I want a hippopotamus for Christmas
Only a hippopotamus will do
No crocodiles or rhinoceroseses
I only like hippopotamuseses
And hippopotamuses like me too!

Funny Christmas Poem / Song

Grandma Got Run Over by a Reindeer By Randy Brooks

Grandma Got Run Over By A Reindeer
Grandma got run over by a reindeer
Walking home from our house Christmas eve
You can say there’s no such thing as Santa
But as for me and Grandpa, we believe

She’d been drinkin’ too much egg nog
And we’d begged her not to go
But she’d left her medication
So she stumbled out the door into the snow

When they found her Christmas mornin’
At the scene of the attack
There were hoof prints on her forehead
And incriminatin’ Claus marks on her back

Grandma got run over by a reindeer
Walkin’ home from our house Christmas eve
You can say there’s no such thing as Santa
But as for me and Grandpa, we believe

Now were all so proud of Grandpa
He’s been takin’ this so well
See him in there watchin’ football
Drinkin’ beer and playin’ cards with cousin Belle

It’s not Christmas without Grandma
All the family’s dressed in black
And we just can’t help but wonder
Should we open up her gifts or send them back?

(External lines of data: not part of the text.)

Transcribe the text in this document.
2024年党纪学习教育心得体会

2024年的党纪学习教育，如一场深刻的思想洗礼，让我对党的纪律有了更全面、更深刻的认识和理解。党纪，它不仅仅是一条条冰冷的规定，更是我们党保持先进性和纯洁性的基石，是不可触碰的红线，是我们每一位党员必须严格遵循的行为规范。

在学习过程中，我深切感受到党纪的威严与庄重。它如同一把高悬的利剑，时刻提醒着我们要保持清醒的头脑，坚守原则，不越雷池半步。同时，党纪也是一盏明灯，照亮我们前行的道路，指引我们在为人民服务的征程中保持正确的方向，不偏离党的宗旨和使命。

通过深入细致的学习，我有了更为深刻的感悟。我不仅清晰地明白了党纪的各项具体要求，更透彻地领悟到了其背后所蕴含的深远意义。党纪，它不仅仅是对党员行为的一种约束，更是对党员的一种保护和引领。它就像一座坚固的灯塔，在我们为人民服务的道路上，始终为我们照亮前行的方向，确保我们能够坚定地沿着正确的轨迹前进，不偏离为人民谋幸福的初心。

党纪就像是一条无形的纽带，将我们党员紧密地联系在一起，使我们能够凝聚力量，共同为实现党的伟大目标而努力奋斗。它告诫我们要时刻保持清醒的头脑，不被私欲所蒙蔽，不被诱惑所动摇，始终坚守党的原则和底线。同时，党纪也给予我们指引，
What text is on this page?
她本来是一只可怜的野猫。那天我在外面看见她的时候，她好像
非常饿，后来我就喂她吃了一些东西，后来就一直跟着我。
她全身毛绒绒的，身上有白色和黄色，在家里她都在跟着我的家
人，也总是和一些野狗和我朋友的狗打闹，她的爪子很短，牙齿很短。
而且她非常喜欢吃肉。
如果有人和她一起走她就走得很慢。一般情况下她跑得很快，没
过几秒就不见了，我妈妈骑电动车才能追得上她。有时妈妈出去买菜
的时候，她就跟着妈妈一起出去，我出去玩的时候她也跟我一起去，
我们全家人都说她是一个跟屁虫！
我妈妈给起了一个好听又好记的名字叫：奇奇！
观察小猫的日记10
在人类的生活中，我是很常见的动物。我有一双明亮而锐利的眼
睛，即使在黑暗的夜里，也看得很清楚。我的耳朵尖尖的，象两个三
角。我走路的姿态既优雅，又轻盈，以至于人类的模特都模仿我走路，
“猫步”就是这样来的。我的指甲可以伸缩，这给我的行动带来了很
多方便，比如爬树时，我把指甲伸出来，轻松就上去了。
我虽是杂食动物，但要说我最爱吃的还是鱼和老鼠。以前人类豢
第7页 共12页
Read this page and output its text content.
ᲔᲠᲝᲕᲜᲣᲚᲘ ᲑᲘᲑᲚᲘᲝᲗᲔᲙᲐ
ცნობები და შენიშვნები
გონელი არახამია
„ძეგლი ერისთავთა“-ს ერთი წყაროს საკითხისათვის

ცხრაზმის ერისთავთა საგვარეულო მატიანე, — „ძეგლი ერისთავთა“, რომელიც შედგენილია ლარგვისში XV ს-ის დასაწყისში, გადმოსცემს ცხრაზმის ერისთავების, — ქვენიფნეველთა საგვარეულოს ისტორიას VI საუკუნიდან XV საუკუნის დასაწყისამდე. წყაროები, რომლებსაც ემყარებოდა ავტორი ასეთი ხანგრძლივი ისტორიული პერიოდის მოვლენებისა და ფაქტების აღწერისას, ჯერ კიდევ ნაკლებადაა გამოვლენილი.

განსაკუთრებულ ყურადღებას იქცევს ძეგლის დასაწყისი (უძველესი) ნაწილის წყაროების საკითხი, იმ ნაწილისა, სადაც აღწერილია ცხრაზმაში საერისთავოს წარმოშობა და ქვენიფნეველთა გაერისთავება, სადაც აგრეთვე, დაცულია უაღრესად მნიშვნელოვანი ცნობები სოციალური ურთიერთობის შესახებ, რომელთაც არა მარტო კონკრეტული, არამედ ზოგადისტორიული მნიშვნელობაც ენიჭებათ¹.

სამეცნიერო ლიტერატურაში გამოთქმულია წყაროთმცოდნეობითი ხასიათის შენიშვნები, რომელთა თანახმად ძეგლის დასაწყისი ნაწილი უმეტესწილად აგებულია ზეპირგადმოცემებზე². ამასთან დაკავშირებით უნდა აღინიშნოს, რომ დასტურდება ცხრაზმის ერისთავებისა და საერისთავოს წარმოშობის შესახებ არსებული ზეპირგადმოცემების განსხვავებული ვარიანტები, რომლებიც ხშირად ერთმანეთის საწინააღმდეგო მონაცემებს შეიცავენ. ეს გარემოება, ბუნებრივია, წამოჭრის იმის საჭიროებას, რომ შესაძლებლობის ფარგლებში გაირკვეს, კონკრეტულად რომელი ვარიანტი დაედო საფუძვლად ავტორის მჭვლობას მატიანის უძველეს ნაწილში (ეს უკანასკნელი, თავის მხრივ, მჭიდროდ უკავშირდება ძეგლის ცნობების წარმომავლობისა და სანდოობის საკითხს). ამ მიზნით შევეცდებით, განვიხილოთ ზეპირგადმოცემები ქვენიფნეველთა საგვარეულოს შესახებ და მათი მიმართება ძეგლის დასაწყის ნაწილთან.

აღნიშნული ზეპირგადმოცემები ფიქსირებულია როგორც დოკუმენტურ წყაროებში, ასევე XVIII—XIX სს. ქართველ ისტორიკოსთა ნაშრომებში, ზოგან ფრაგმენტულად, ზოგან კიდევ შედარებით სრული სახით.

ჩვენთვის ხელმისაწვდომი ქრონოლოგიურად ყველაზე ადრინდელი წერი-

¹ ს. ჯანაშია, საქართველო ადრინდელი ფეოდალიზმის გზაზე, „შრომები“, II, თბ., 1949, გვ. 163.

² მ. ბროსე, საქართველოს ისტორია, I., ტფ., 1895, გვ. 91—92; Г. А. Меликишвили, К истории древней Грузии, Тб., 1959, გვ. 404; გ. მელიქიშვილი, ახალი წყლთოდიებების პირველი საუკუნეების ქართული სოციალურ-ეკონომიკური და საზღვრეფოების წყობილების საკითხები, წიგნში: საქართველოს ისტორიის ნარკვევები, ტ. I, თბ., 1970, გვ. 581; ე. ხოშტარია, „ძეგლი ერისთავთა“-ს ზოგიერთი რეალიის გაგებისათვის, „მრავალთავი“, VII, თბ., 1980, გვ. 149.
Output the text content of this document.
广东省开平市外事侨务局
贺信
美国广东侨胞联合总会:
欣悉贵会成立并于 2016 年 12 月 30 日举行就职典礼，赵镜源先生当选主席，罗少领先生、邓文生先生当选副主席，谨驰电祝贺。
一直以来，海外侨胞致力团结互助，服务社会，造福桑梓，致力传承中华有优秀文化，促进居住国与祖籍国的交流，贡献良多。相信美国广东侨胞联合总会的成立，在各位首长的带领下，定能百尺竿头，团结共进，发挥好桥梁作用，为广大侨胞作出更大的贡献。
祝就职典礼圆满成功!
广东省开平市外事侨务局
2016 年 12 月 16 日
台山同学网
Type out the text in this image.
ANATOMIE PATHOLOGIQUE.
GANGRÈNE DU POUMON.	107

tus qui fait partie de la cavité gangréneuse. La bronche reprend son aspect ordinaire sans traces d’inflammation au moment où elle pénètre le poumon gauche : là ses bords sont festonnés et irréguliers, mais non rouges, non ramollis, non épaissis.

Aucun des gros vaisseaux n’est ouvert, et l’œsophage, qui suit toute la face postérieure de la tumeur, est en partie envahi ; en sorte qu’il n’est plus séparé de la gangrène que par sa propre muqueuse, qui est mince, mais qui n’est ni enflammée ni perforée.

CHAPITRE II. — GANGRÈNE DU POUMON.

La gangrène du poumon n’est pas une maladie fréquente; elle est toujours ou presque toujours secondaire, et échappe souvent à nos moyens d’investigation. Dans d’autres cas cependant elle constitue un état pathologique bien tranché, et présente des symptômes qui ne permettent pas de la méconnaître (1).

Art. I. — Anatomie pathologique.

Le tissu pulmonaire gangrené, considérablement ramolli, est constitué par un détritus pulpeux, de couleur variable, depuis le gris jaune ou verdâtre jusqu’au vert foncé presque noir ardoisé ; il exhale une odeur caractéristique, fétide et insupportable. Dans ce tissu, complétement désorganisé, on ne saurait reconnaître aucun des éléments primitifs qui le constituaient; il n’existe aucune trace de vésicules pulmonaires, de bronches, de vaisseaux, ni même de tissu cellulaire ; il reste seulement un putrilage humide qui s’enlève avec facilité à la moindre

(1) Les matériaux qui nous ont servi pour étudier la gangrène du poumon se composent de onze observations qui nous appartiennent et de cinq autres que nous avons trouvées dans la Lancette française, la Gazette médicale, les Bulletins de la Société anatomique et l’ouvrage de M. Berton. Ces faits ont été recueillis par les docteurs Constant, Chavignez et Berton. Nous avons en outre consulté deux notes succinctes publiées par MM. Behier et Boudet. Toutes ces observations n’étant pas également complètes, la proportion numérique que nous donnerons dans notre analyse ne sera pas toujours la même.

Grandma got run over by a reindeer
Walkin’ home from our house Christmas eve
You can say there’s no such thing as Santa
But as for me and Grandpa, we believe

Now the goose is on the table
And the pudding made of fig
And a blue and silver candle
That would just have matched the hair in Grandma’s wig

I’ve warned all my friends and neighbors
Better watch out for yourselves
They should never give a license
To a man who drives a sleigh and plays with elves

Grandma got run over by a reindeer
Walkin’ home from our house, Christmas eve
You can say there’s no such thing as Santa
But as for me and Grandpa, we believe!